EU regulators are reportedly looking to streamline rules which target firms that abuse market power and set up illegal cartels, to boost efficiency.
Under the policy ‘Regulation 1/2003’, which has been applicable since 2004, the European Commission has dealt with tech giants like Google, Amazon, Apple, Microsoft, Meta, and Intel, and imposed fines touching billions of euros.
These rules have also authorized the EU competition enforcer to target any manipulation of financial benchmarks by banks, car parts cartels, and other illegal price-fixing ventures, giving the EU agency unprecedented power in antitrust enforcement.

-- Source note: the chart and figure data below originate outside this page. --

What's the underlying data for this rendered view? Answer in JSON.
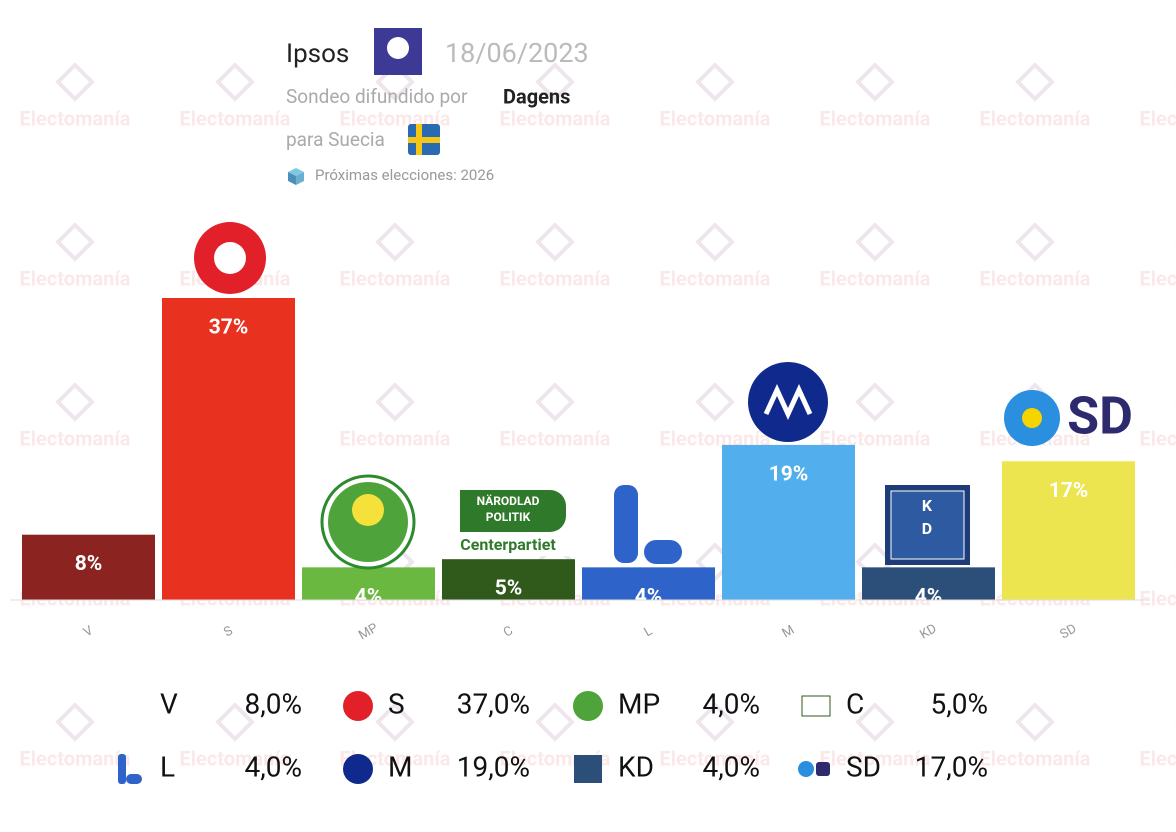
{
  "chart_data": {
    "type": "bar",
    "pollster": "Ipsos",
    "date": "18/06/2023",
    "source_prefix": "Sondeo difundido por",
    "source": "Dagens",
    "country": "para Suecia",
    "next_election": "Próximas elecciones: 2026",
    "watermark": "Electomanía",
    "categories": [
      "V",
      "S",
      "MP",
      "C",
      "L",
      "M",
      "KD",
      "SD"
    ],
    "values": [
      8,
      37,
      4,
      5,
      4,
      19,
      4,
      17
    ],
    "value_labels": [
      "8%",
      "37%",
      "4%",
      "5%",
      "4%",
      "19%",
      "4%",
      "17%"
    ],
    "colors": [
      "#8b2320",
      "#e8321f",
      "#6ab840",
      "#2f5a1c",
      "#2e63c9",
      "#52aeec",
      "#2c4f7a",
      "#ede550"
    ],
    "legend_value_labels": [
      "8,0%",
      "37,0%",
      "4,0%",
      "5,0%",
      "4,0%",
      "19,0%",
      "4,0%",
      "17,0%"
    ]
  }
}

Antitrust Chief Margrethe Vestager was quoted saying that in the coming months the agency seeks to launch an evaluation of Regulation 1/2003, which is the pillar of its antitrust enforcement framework.

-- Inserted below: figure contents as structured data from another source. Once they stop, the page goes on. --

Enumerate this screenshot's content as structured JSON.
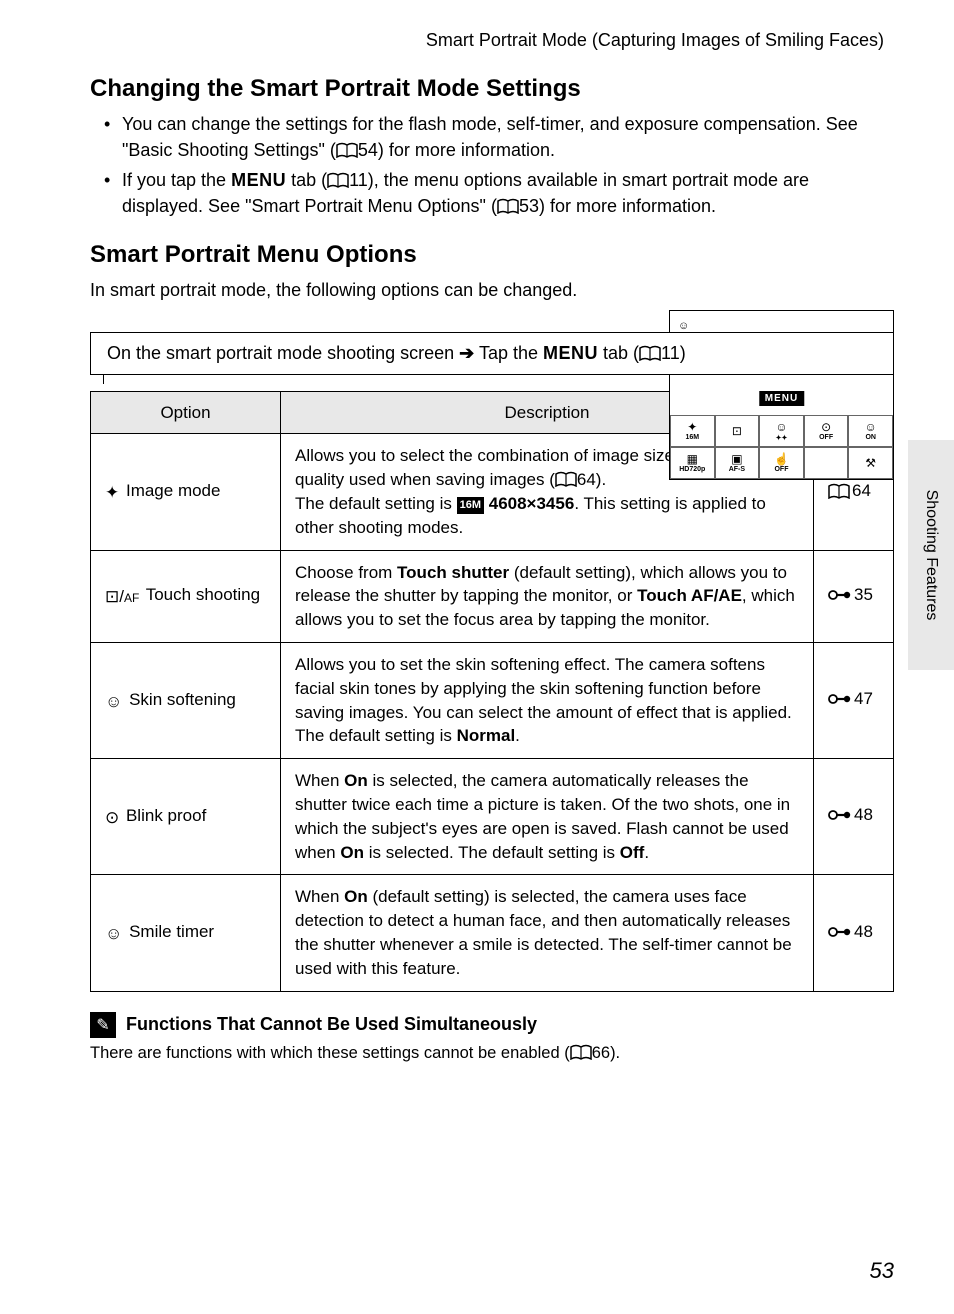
{
  "header": "Smart Portrait Mode (Capturing Images of Smiling Faces)",
  "section1": {
    "title": "Changing the Smart Portrait Mode Settings",
    "bullets": [
      "You can change the settings for the flash mode, self-timer, and exposure compensation. See \"Basic Shooting Settings\" (📖54) for more information.",
      "If you tap the MENU tab (📖11), the menu options available in smart portrait mode are displayed. See \"Smart Portrait Menu Options\" (📖53) for more information."
    ],
    "bullet1_pre": "You can change the settings for the flash mode, self-timer, and exposure compensation. See \"Basic Shooting Settings\" (",
    "bullet1_ref": "54",
    "bullet1_post": ") for more information.",
    "bullet2_pre": "If you tap the ",
    "bullet2_menu": "MENU",
    "bullet2_mid1": " tab (",
    "bullet2_ref1": "11",
    "bullet2_mid2": "), the menu options available in smart portrait mode are displayed. See \"Smart Portrait Menu Options\" (",
    "bullet2_ref2": "53",
    "bullet2_post": ") for more information."
  },
  "section2": {
    "title": "Smart Portrait Menu Options",
    "intro": "In smart portrait mode, the following options can be changed."
  },
  "camera": {
    "menu_label": "MENU",
    "cells": [
      {
        "icon": "✦",
        "label": "16M"
      },
      {
        "icon": "⊡",
        "label": ""
      },
      {
        "icon": "☺",
        "label": "✦✦"
      },
      {
        "icon": "⊙",
        "label": "OFF"
      },
      {
        "icon": "☺",
        "label": "ON"
      },
      {
        "icon": "▦",
        "label": "HD720p"
      },
      {
        "icon": "▣",
        "label": "AF-S"
      },
      {
        "icon": "☝",
        "label": "OFF"
      },
      {
        "icon": "",
        "label": ""
      },
      {
        "icon": "⚒",
        "label": ""
      }
    ]
  },
  "path": {
    "pre": "On the smart portrait mode shooting screen ",
    "arrow": "➔",
    "mid": " Tap the ",
    "menu": "MENU",
    "post_pre": " tab (",
    "ref": "11",
    "post": ")"
  },
  "table": {
    "headers": {
      "option": "Option",
      "description": "Description"
    },
    "rows": [
      {
        "icon": "image-mode",
        "option": " Image mode",
        "desc_pre": "Allows you to select the combination of image size and image quality used when saving images (",
        "desc_ref": "64",
        "desc_mid": ").\nThe default setting is ",
        "desc_bold": "4608×3456",
        "desc_post": ". This setting is applied to other shooting modes.",
        "ref": "64",
        "ref_type": "book"
      },
      {
        "icon": "touch-shooting",
        "option": " Touch shooting",
        "desc_parts": [
          {
            "t": "Choose from "
          },
          {
            "b": "Touch shutter"
          },
          {
            "t": " (default setting), which allows you to release the shutter by tapping the monitor, or "
          },
          {
            "b": "Touch AF/AE"
          },
          {
            "t": ", which allows you to set the focus area by tapping the monitor."
          }
        ],
        "ref": "35",
        "ref_type": "link"
      },
      {
        "icon": "skin-softening",
        "option": " Skin softening",
        "desc_parts": [
          {
            "t": "Allows you to set the skin softening effect. The camera softens facial skin tones by applying the skin softening function before saving images. You can select the amount of effect that is applied. The default setting is "
          },
          {
            "b": "Normal"
          },
          {
            "t": "."
          }
        ],
        "ref": "47",
        "ref_type": "link"
      },
      {
        "icon": "blink-proof",
        "option": " Blink proof",
        "desc_parts": [
          {
            "t": "When "
          },
          {
            "b": "On"
          },
          {
            "t": " is selected, the camera automatically releases the shutter twice each time a picture is taken. Of the two shots, one in which the subject's eyes are open is saved. Flash cannot be used when "
          },
          {
            "b": "On"
          },
          {
            "t": " is selected. The default setting is "
          },
          {
            "b": "Off"
          },
          {
            "t": "."
          }
        ],
        "ref": "48",
        "ref_type": "link"
      },
      {
        "icon": "smile-timer",
        "option": " Smile timer",
        "desc_parts": [
          {
            "t": "When "
          },
          {
            "b": "On"
          },
          {
            "t": " (default setting) is selected, the camera uses face detection to detect a human face, and then automatically releases the shutter whenever a smile is detected. The self-timer cannot be used with this feature."
          }
        ],
        "ref": "48",
        "ref_type": "link"
      }
    ]
  },
  "note": {
    "title": "Functions That Cannot Be Used Simultaneously",
    "body_pre": "There are functions with which these settings cannot be enabled (",
    "body_ref": "66",
    "body_post": ")."
  },
  "side_tab": "Shooting Features",
  "page_number": "53",
  "colors": {
    "text": "#000000",
    "bg": "#ffffff",
    "table_header_bg": "#e8e8e8",
    "side_tab_bg": "#e8e8e8"
  },
  "fonts": {
    "body_size_pt": 13,
    "h2_size_pt": 18,
    "page_num_style": "italic"
  }
}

It is vital to take stakeholders’ views about best approaches, and potential areas for improvement in procedures and enforcement tools; to ensure that Regulation 1 is compatible with the digital age, she stated.
Vestager further added that the newly modified rules would make them more operational and helpful to businesses.
Notably, such procedural changes will pertain to information requests sent to companies, oral hearings where companies defend their cases, dawn raids, and the 10% limit on fines for non-compliance or breach of rules.
The European Commission stated that its teams had recently undertaken surprise inspections at several German company premises which offered services like transmission, supply, and storage of natural gas. EU antitrust officers also raided the German branches of Russian state-owned energy company Gazprom, believing that it had illegally inflated prices in Europe.
This move came after a complaint filed by Ukraine about the company to the EU, accusing it of creating ‘artificial shortages of natural gas to push prices upward.